Rund um die "Goldene Zahl"
Fraktale sind Figuren mit Selbstähnlichkeit. Das heißt, dass gewisse Teilfiguren verkleinerte Abbilder der Gesamtfigur sind. Fraktalbäume Fraktalbaumausschnitt Die obigen Bilder liefern ein einfaches Beispiel. Die Astverzweigungen der "Bäume" entstehen symmetrisch unter dem Öffnungswinkel von 120o, wobei sich die Astabschnitte stets um den selben Faktor k verkleinern. Bei Fortsetzung dieser Schritte bis ins Unendliche entsteht ein so genanntes Baumfraktal.
 
Die mittlere Figur zeichnet sich dadurch aus, dass Teilbereiche gleicher Größe einander exakt berühren.
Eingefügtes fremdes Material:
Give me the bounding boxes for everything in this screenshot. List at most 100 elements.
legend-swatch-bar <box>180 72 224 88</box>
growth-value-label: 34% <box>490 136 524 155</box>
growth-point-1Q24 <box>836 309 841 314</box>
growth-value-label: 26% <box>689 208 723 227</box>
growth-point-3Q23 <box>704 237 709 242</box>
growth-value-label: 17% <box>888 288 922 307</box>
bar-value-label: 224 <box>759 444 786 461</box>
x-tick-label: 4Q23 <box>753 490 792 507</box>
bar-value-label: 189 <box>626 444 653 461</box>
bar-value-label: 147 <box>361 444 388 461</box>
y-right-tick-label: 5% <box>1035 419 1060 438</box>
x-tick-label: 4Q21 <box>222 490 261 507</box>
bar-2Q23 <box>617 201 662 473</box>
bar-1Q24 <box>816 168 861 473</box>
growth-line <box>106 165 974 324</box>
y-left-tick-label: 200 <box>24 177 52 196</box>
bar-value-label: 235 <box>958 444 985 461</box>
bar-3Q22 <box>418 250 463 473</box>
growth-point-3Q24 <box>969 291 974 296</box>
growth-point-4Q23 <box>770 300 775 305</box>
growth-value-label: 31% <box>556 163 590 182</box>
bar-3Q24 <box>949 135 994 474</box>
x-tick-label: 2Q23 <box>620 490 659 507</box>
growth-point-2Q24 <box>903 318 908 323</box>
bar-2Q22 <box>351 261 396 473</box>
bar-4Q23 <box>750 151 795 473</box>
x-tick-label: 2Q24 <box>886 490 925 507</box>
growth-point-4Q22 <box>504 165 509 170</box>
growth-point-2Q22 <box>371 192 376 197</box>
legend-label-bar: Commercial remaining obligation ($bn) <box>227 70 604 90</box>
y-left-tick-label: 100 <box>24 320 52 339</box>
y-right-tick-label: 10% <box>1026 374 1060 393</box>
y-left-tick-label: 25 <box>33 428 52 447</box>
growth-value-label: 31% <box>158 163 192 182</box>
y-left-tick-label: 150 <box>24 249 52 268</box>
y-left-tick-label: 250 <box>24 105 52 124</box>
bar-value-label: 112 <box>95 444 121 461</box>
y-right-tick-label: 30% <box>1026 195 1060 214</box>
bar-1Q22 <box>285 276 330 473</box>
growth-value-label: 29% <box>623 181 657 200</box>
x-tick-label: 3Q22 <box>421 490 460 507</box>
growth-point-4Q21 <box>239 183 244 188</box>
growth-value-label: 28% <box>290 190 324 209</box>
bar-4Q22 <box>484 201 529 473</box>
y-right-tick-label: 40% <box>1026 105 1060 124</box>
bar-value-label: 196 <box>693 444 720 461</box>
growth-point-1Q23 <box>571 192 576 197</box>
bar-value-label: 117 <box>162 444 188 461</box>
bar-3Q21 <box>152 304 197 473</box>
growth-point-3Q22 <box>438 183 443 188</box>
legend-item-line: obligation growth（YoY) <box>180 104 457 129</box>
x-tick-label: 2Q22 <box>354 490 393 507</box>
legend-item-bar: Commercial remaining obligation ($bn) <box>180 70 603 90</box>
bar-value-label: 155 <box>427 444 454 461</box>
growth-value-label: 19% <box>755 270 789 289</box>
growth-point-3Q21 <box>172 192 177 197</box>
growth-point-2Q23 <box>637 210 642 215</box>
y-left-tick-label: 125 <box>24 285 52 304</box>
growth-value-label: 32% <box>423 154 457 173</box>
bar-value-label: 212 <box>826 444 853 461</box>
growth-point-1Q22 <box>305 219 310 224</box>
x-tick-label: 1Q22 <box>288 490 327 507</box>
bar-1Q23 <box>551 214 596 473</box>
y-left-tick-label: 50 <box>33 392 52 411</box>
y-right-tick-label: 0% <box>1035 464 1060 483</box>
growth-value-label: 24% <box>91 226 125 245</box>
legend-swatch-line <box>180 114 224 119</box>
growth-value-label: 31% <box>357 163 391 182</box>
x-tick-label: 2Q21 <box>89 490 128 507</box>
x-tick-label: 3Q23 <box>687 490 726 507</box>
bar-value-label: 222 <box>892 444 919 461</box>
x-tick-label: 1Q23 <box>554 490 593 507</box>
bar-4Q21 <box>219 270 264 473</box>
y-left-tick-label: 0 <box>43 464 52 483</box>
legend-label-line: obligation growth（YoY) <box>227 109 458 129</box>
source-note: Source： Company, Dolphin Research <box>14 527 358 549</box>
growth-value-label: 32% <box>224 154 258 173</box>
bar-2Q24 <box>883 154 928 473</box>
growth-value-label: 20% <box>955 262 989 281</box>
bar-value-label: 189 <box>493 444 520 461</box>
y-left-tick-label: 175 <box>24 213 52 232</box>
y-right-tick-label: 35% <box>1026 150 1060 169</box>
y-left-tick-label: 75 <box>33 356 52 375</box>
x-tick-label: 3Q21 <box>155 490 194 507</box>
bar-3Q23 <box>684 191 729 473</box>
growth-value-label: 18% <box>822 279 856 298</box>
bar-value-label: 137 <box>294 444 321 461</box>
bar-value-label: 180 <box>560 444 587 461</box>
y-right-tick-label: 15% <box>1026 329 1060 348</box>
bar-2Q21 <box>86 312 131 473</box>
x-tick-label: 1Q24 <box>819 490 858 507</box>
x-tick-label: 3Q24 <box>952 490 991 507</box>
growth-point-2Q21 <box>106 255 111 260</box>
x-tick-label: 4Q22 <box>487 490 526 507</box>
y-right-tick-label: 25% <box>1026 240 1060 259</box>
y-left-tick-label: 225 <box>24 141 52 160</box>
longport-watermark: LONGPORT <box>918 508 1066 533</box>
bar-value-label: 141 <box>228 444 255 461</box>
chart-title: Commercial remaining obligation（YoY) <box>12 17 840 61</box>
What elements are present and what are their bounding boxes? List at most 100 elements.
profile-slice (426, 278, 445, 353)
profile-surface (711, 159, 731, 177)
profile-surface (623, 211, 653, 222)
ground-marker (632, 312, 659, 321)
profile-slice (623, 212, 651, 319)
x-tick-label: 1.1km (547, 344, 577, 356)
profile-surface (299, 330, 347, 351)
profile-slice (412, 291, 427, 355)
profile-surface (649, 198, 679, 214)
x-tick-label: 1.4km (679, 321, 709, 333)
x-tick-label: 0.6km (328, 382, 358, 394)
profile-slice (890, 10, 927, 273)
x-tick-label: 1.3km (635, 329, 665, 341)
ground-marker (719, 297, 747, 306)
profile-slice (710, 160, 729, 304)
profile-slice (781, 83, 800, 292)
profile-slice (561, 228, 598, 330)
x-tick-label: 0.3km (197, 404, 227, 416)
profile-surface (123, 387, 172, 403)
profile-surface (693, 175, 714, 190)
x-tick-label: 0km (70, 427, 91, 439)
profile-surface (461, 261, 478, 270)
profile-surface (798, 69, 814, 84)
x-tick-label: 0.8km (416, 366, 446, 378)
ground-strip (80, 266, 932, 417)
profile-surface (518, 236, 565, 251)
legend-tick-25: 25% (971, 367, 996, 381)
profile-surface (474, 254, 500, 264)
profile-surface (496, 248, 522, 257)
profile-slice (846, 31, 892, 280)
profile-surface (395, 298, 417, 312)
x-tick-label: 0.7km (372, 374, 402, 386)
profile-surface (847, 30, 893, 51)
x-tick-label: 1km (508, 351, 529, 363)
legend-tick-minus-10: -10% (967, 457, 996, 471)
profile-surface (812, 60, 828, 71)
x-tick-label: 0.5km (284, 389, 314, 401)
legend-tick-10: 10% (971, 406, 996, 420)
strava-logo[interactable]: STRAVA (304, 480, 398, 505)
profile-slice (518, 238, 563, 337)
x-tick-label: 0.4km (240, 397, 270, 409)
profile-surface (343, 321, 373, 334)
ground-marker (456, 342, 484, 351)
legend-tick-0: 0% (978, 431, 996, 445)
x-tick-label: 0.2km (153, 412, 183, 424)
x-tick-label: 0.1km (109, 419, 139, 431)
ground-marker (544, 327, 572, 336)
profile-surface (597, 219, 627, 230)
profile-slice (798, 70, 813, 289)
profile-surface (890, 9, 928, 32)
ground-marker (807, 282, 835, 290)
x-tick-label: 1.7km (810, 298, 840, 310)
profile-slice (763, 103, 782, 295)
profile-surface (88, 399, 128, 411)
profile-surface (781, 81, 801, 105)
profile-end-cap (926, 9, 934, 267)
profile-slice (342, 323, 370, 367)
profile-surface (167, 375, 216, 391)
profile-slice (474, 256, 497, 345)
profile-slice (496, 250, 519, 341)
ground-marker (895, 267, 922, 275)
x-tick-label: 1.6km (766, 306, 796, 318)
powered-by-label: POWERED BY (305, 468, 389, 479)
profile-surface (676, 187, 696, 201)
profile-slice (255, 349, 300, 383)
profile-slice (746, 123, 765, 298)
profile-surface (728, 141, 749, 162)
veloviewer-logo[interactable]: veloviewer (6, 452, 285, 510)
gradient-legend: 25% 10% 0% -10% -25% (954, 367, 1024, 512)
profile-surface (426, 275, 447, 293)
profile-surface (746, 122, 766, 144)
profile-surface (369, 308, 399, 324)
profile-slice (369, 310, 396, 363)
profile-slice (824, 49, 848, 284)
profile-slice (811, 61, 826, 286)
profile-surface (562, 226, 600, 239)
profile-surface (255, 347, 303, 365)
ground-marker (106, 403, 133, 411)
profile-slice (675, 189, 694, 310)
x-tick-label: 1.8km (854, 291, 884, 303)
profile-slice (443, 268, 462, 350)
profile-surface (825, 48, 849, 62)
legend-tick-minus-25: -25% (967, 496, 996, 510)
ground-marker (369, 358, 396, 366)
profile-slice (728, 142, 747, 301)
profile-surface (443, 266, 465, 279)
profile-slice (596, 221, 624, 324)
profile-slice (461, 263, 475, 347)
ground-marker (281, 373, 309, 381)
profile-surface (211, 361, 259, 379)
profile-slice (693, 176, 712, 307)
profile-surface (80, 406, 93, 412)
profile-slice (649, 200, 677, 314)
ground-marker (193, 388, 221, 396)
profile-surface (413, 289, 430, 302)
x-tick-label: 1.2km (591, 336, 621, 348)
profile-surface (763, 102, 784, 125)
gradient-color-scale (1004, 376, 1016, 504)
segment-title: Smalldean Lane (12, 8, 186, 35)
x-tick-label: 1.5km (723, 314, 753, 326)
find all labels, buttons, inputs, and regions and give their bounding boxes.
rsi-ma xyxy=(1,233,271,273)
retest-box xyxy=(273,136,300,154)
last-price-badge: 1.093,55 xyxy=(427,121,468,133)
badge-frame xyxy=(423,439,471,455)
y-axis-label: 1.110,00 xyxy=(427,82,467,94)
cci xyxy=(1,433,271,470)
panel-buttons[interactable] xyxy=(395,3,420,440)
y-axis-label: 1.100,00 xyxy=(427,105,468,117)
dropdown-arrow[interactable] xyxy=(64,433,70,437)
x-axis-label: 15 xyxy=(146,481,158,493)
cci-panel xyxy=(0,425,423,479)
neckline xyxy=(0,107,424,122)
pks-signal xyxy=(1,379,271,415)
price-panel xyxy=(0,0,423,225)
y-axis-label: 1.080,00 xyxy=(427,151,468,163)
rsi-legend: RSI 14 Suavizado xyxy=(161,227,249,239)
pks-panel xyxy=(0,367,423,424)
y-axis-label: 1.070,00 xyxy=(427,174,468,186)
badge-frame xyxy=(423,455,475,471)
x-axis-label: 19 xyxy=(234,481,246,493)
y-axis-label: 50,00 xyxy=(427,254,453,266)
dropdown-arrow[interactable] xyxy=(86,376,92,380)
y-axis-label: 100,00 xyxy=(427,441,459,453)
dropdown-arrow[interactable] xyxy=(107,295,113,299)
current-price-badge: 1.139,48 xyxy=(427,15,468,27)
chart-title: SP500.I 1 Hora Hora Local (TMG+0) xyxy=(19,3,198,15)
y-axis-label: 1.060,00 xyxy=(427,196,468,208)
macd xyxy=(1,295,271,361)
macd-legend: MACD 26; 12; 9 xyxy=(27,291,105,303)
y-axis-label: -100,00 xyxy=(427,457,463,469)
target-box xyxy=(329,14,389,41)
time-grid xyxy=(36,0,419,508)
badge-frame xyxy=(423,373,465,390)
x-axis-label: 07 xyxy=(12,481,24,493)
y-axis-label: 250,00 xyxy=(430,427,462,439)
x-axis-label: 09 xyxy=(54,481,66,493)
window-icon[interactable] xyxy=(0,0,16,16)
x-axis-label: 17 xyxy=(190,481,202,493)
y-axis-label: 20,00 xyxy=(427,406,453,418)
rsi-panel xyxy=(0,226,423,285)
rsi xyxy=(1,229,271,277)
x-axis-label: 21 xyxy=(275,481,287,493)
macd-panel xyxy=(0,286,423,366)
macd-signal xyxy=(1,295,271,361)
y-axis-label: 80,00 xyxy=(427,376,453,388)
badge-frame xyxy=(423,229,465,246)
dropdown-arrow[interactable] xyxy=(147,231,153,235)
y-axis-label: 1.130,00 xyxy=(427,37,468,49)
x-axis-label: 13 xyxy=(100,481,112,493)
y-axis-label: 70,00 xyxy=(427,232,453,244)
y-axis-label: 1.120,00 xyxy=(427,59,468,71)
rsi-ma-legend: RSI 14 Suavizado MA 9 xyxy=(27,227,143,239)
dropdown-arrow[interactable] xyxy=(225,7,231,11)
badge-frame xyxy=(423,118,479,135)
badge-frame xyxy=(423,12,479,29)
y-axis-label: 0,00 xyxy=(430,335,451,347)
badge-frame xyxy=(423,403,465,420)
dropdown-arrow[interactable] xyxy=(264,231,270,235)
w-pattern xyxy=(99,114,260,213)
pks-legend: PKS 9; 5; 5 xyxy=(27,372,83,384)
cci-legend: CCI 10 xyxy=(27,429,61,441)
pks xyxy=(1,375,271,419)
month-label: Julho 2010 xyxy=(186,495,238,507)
Als Berührbedingung findet man für k den Wert 0,61803...   Sein Kehrwert hat exakt dieselbe Nachkommafolge (siehe später) und heißt  "Goldene" Zahl  Φ = 1,61803...
Zeichnen Sie Ihren eigenen fraktalen Baum! Wie groß ist der genaue Wert von Φ ?
Versuchen Sie, den Wurzelausdruck dafür herzuleiten, indem Sie etwa die rot gezeichnete Distanz d in der nebenstehenden Teilansicht des Goldenen Baumes auf zwei Arten berechnen:
Einmal über die grün gezeichnete, unendlich unterteilte Zickzacklinie, das andere Mal über den blau skizzierten Ast.
Es sollte sich der Term von Seite "3 Die Zahl Φ", Zeile (32) ergeben.
Der Fraktalbegriff geht vor allem auf Benoît Mandelbrot zurück. Sein "Apfelmännchen" ist allgemein bekannt geworden. Wenn auch erste Überlegungen schon vor vielen Jahrzehnten angestellt wurden, waren systematische Untersuchungen erst mit Entwicklung leistungsfähiger Computer möglich.
 
Das Internet zeigt zahlreiche Bildbeispiele, sogar als Animation, sowie Erklärungen zum Thema "Fraktale".